Dans cette perspective, s'emparer du phare, et donc de la politique de signalisation maritime du pays, relevait de stratégies, individuelles ou collectives.
Le cas de Léonce Reynaud (1802-1880) est révélateur. Architecte et ingénieur, il trouve dans un domaine d'activité peu attractif - la construction d'un ouvrage isolé en mer - une opportunité de reconnaissance professionnelle et sociale.
Son parcours individuel, sa personnalité et son autorité de bâtisseur permirent au corps des Ponts et Chaussées d'étendre son emprise sur le réseau de signalisation maritime en renforçant l'institution que ce corps contrôle de manière exclusive, le Service des phares.

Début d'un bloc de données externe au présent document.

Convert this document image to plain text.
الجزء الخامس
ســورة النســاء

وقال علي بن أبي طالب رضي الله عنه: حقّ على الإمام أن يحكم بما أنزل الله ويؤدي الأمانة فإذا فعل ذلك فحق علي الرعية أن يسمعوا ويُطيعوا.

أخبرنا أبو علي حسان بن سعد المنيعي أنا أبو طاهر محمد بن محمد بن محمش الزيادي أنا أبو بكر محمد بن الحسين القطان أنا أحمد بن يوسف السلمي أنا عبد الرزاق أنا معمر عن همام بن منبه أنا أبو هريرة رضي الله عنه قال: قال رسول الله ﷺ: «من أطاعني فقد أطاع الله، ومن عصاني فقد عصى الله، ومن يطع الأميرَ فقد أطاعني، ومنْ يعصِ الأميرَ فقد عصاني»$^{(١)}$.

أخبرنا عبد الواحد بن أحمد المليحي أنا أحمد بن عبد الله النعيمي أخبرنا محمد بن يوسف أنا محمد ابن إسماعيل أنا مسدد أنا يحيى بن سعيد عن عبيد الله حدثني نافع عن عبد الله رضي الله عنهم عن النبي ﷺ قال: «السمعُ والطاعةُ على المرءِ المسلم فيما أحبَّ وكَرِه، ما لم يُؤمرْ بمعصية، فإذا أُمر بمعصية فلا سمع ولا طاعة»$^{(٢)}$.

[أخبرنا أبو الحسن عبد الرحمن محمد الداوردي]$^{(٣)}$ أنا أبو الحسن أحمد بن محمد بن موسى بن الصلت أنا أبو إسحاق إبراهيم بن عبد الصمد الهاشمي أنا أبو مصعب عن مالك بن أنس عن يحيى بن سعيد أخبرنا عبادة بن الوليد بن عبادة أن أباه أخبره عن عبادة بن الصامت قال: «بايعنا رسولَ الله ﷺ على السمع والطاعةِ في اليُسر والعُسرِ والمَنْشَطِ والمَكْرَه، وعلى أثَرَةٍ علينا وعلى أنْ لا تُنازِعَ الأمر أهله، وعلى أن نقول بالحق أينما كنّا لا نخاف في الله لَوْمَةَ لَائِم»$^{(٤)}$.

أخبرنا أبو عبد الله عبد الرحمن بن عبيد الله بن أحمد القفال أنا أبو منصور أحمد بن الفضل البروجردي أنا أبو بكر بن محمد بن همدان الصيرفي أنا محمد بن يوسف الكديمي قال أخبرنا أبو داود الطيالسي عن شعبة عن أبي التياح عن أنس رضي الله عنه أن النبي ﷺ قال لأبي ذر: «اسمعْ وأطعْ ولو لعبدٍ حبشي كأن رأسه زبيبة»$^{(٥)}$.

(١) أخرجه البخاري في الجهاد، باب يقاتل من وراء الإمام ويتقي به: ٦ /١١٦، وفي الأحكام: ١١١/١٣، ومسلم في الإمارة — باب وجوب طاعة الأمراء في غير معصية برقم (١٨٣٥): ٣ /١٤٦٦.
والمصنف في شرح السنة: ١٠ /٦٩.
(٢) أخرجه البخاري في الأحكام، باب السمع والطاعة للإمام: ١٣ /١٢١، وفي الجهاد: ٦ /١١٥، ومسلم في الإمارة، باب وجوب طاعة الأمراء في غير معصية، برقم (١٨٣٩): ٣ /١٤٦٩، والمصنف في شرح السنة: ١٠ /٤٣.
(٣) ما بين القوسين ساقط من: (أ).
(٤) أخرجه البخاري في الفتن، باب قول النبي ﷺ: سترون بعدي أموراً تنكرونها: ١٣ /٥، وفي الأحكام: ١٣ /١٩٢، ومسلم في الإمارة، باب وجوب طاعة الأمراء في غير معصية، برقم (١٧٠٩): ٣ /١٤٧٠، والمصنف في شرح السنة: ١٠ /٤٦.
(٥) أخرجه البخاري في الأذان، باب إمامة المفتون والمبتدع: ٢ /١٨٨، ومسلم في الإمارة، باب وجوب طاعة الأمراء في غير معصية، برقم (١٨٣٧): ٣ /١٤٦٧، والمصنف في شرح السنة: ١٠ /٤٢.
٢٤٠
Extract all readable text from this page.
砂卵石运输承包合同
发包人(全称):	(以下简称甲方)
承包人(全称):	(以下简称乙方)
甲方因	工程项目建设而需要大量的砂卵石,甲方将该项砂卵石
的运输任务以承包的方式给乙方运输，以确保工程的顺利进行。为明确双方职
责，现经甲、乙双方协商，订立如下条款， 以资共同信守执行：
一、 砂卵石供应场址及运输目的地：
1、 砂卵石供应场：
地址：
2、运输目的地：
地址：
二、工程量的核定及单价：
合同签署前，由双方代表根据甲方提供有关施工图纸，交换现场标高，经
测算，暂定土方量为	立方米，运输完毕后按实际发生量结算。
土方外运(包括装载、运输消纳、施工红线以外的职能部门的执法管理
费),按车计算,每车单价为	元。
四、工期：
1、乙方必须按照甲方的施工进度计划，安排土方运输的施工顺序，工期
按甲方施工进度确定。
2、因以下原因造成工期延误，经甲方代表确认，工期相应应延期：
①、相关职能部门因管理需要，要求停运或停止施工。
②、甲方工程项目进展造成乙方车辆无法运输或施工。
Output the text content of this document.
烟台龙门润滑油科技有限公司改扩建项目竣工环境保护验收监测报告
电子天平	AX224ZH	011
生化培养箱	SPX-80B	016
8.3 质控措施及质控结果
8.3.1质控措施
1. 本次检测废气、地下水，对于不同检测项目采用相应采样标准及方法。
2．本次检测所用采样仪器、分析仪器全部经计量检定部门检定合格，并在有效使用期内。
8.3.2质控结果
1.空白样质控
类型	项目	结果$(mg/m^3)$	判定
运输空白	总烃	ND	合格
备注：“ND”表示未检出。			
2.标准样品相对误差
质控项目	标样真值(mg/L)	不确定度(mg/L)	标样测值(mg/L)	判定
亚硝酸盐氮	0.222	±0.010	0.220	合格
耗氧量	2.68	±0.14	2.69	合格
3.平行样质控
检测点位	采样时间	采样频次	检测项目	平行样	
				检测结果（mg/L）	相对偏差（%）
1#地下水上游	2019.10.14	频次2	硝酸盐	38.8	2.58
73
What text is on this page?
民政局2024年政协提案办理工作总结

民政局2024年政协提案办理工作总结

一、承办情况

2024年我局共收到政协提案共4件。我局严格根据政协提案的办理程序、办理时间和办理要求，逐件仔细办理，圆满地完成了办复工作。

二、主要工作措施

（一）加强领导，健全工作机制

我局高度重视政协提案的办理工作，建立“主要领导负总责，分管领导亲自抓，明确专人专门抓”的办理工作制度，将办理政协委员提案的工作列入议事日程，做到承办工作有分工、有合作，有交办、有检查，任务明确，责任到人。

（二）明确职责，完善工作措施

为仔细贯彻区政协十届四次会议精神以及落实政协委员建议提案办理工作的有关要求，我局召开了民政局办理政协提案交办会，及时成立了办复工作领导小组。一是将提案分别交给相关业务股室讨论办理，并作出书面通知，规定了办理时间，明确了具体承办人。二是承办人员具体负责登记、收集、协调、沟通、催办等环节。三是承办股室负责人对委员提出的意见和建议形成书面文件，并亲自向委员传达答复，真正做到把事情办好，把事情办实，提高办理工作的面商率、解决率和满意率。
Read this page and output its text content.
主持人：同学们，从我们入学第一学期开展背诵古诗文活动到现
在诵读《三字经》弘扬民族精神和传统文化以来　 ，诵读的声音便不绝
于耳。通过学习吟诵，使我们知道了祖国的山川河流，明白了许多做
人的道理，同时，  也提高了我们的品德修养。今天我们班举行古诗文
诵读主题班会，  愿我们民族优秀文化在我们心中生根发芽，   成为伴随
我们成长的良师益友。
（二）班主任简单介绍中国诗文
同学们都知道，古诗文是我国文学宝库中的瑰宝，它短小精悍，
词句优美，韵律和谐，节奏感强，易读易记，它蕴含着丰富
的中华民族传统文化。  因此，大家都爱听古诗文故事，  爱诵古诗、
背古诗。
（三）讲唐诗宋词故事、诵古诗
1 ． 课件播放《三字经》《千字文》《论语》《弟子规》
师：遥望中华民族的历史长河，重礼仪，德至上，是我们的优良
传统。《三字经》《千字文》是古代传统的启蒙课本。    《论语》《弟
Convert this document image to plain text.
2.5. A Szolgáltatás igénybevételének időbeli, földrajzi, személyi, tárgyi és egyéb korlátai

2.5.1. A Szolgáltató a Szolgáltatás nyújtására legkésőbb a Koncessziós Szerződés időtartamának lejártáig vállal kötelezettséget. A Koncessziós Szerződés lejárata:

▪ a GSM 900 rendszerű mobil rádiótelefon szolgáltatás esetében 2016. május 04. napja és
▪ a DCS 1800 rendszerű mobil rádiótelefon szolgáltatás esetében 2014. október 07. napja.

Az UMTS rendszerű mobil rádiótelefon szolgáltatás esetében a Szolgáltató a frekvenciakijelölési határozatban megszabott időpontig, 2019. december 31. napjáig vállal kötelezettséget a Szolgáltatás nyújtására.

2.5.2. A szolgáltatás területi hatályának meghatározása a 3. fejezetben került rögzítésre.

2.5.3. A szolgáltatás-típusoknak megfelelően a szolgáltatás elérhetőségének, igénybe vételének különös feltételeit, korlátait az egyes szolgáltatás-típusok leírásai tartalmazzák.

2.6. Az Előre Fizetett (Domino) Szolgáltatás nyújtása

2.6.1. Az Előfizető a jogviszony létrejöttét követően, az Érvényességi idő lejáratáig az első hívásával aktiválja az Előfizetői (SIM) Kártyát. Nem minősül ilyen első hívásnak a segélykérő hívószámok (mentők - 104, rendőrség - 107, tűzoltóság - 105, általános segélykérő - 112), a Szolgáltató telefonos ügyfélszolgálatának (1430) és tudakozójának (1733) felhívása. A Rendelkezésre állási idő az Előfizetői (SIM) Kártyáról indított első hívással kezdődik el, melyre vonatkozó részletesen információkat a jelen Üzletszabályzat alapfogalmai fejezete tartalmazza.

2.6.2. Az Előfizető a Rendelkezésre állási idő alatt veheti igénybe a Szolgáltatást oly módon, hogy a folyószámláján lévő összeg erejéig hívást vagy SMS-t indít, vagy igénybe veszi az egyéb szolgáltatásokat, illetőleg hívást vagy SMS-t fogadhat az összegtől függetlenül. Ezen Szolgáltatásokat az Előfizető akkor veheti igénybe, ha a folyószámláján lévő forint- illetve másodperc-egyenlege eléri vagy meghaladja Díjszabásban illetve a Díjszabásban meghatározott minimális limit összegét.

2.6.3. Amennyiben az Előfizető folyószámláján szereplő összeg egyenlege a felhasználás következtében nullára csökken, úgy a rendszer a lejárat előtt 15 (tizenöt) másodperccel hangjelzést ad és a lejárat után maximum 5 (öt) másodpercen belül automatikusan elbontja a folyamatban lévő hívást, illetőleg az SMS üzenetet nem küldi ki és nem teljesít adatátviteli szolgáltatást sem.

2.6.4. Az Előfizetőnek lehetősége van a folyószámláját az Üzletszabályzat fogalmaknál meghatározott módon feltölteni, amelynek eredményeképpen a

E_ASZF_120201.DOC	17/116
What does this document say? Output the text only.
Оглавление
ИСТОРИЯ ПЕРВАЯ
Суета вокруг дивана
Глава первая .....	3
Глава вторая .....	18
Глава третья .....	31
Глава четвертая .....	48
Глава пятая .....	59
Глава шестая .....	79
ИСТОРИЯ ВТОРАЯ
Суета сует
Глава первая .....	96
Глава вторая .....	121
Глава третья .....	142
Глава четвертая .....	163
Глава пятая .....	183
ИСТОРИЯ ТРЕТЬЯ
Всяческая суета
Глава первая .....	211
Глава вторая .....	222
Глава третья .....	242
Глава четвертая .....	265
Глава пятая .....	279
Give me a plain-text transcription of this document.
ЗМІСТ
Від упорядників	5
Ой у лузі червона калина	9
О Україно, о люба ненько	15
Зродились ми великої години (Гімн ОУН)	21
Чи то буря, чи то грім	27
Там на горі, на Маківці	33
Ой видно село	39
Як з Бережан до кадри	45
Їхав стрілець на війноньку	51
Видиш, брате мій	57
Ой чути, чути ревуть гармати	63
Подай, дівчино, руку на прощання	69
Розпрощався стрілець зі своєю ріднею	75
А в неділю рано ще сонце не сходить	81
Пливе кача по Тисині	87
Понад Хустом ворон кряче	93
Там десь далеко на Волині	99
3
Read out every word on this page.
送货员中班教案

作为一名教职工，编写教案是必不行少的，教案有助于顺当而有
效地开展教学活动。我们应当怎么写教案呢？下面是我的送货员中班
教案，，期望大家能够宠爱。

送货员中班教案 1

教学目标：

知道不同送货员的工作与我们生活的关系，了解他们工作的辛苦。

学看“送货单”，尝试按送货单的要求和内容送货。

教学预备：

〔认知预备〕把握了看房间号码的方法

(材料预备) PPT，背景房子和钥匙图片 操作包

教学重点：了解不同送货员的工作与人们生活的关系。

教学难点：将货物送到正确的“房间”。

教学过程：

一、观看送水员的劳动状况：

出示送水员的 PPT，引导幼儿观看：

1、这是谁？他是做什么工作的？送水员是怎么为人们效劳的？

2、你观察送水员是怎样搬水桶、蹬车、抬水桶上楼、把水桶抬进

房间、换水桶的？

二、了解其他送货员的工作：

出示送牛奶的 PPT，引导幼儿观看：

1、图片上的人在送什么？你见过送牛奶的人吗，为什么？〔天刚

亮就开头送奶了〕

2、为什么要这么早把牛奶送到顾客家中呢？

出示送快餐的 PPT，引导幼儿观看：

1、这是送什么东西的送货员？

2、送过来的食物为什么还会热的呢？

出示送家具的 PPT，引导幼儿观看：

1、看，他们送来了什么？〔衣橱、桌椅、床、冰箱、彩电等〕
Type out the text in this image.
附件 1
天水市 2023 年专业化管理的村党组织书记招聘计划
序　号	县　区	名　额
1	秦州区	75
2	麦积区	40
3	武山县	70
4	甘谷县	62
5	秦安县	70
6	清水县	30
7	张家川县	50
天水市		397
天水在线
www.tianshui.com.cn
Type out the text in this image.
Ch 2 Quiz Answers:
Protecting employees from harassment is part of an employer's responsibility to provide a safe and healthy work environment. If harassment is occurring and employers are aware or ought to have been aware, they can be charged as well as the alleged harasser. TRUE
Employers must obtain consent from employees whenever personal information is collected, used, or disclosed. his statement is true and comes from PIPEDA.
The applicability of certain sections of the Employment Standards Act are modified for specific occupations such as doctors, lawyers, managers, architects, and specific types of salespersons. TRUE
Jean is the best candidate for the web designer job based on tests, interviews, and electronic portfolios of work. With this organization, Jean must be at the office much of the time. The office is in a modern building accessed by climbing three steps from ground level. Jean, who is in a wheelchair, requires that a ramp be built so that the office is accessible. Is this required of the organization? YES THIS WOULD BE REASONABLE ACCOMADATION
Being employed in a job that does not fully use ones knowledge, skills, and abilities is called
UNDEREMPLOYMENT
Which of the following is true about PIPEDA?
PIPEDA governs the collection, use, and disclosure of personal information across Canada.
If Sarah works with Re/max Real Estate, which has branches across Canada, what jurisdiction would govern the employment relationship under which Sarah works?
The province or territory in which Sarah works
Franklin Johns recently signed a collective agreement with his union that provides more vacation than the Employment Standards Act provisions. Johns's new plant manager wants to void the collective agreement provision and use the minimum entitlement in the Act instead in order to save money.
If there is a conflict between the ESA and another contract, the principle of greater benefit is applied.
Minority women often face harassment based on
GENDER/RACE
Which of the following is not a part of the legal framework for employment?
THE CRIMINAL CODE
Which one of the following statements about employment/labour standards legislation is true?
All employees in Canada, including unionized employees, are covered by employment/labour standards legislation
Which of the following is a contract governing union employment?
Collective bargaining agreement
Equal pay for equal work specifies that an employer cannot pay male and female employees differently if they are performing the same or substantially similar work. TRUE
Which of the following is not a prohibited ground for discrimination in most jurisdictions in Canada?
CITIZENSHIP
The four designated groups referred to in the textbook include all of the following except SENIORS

La singularité du parcours de Reynaud, qui se consacre longuement à l'apprentissage du métier d'architecte dans les années 1820, est intimement liée à la contestation du régime de la Restauration, son renvoi de l'École polytechnique en 1822 s'inscrit dans un climat d'agitation politique des étudiants parisiens, alors que les journées de juillet 1830 lui ouvrent les portes d'une carrière dans le corps des Ponts et Chaussées, qu'il rejoint avec l'appui de la députation de Moselle.
En avril 1831, il est nommé élève à l'école des Ponts, effectue deux séjours auprès d'ingénieurs ordinaires, dans le Cher et l'Ariège, avant de rejoindre le Conseil Général du corps, au printemps 1833.
Il y rencontre Léonor Fresnel, alors secrétaire de la Commission des Phares, qui veille à l'exécution d'un ambitieux programme de construction sur toutes les côtes du pays. Celui-ci lui demande de rédiger des avis sur les projets de phares proposés par les ingénieurs du littoral.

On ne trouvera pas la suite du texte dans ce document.